Info 2 interesting videos about intels rise, and its continuing fall

just wow.
Yeah the amount of BS in a single video...just wow.

13:20
It wasn't a contract to exchange IP just willy nilly, the other party had to provide something of equal quality which the first party had to want.
If intel decided that nothing that AMD could come up with was worth it then how could the contract be violated.
"by offering in exchange to the other party, and by the other party accepting, the manufacturing rights to a product of equivalent technical complexity developed by the first party."
Also they found that AMD's delays were due to AMD's "inertia" and "myopia."
"The arbitrator, however, concluded that the cause of AMD's failure to earn the right to the 80386 was not Intel's breach but AMD's own failure to develop microprocessor products acceptable to Intel that would have earned AMD the right to manufacture the 80386. The arbitrator determined that while Intel's breach had caused AMD some delay in developing the Am386, AMD's delays were largely attributable to its own "inertia" and "myopia." "

https://law.justia.com/cases/california/supreme-court/4th/9/362.html
In 1982, Advanced Micro Devices, Inc. (AMD) and Intel Corporation (Intel) entered into a contract setting forth conditions under which each could acquire from the other the right to become a "second source" manufacturer for semiconductor products initially developed by the other. Under the agreement, each party could "earn" the right to manufacture and sell a particular product developed by the other party by offering in exchange to the other party, and by the other party accepting, the manufacturing rights to a product of equivalent technical complexity developed by the first party. For example, AMD could acquire the right to manufacture a particular microprocessor that Intel had developed by offering to Intel, and by having Intel accept, the rights to an AMD-developed microprocessor of equivalent technical complexity. For each product the nondeveloping party acquired the right to manufacture and sell, it would pay a royalty to the developing party. The nondeveloping party could not subcontract any right it acquired to manufacture and sell products developed by the other party. The contract included an arbitration clause.
The arbitrator, however, concluded that the cause of AMD's failure to earn the right to the 80386 was not Intel's breach but AMD's own failure to develop microprocessor products acceptable to Intel that would have earned AMD the right to manufacture the 80386. The arbitrator determined that while Intel's breach had caused AMD some delay in developing the Am386, AMD's delays were largely attributable to its own "inertia" and "myopia." Nonetheless, the arbitrator stated that Intel's breach had damaged AMD "immeasurably"-apparently using the term to mean not that damages were immeasurably large (he found AMD's calculation of lost 80386 profits in the amount of $268 million to be accurate but refused to award those lost profits for lack of causation) but that the damages were not capable of ready and certain calculation.
14:40
"Intel was ruled to have violated anti-trust laws"
NOPE.
Intel and AMD entered a settlement because AMD had just sold IP that didn't belong to them to GlobalFoundries, so both parties agreed, intel agreed to follow anti-trust rules set by the FTC and AMD agreed to not do any larceny.
Both of those without any admission of guilt or wrongdoing by either party.

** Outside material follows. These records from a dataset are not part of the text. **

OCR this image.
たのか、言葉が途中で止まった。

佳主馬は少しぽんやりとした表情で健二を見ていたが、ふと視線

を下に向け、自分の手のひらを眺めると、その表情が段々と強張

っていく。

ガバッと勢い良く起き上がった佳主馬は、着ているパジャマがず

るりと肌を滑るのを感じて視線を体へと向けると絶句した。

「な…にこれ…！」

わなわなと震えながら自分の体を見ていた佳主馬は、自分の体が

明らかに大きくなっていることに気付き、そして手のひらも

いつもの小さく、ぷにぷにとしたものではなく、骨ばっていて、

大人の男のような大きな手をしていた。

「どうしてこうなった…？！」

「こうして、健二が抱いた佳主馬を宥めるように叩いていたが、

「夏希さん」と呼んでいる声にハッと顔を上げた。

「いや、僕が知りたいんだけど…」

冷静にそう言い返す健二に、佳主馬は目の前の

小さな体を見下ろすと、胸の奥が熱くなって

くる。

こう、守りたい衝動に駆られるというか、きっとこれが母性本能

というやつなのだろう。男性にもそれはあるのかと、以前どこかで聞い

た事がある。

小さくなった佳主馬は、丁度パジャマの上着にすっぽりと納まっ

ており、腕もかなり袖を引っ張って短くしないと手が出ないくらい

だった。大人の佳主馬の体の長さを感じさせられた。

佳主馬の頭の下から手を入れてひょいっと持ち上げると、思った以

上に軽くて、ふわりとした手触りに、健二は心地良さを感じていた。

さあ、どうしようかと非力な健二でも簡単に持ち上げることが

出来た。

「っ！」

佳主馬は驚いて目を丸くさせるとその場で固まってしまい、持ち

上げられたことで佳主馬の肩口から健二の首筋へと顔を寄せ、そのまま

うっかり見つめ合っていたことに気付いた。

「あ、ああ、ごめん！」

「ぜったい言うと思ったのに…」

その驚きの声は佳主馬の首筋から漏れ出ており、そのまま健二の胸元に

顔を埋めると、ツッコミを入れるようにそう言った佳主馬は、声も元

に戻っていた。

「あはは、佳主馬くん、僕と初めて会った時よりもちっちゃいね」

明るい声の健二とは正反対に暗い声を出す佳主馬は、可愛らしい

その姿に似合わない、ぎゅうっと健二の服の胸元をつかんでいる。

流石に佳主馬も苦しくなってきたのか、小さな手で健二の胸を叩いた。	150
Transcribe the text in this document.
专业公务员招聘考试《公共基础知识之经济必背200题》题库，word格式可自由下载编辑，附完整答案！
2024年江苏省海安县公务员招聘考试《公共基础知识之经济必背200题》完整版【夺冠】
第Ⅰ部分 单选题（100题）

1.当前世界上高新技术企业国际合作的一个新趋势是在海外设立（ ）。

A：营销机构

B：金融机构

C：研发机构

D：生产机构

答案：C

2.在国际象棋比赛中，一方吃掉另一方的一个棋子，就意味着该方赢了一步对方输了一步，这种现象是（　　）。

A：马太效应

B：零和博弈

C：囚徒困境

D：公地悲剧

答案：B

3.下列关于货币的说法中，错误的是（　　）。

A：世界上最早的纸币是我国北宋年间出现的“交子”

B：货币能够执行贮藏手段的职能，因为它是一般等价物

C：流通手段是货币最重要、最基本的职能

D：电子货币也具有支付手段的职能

"The parties agreed that the settlement was intended solely as a compromise of disputed claims, and was not to be understood as a concession or determination that either party has engaged in any wrongdoing. "
https://www.amd.com/system/files/amd-intel-settlement-agreement-full.pdf
The FTC then AFTERWARDS ruled on what the anti-trust rules should be.

https://www.ftc.gov/news-events/press-releases/2010/08/ftc-settles-charges-anticompetitive-conduct-against-intel

16:10 supposed prosecution because of misleading customers
The article and the FTC issue was because intel's iGPUs could be considered anti competitive...
I guess that's why we got the F models now.
First, the FTC complaint challenges exclusionary conduct in the emerging and critically important graphic processing unit (GPU) market, a market not addressed in the other actions. GPUs have remarkably powerful processing capability such that they perform many key tasks far more rapidly and effectively than CPUs. The complaint alleges that Intel has sought to thwart competition from GPU manufacturers because "these products have lessened the need for CPUs, and therefore pose a threat to Intel’s monopoly power." In order to diminish the potential competitive threat from GPU manufacturers, according to the complaint, Intel engaged in deception, degraded connections between GPUs and CPUs, refused to deal with a key GPU manufacturer (Nvidia Corp.) and unlawfully bundled Intel’s GPUs with its CPUs, resulting in below-cost pricing.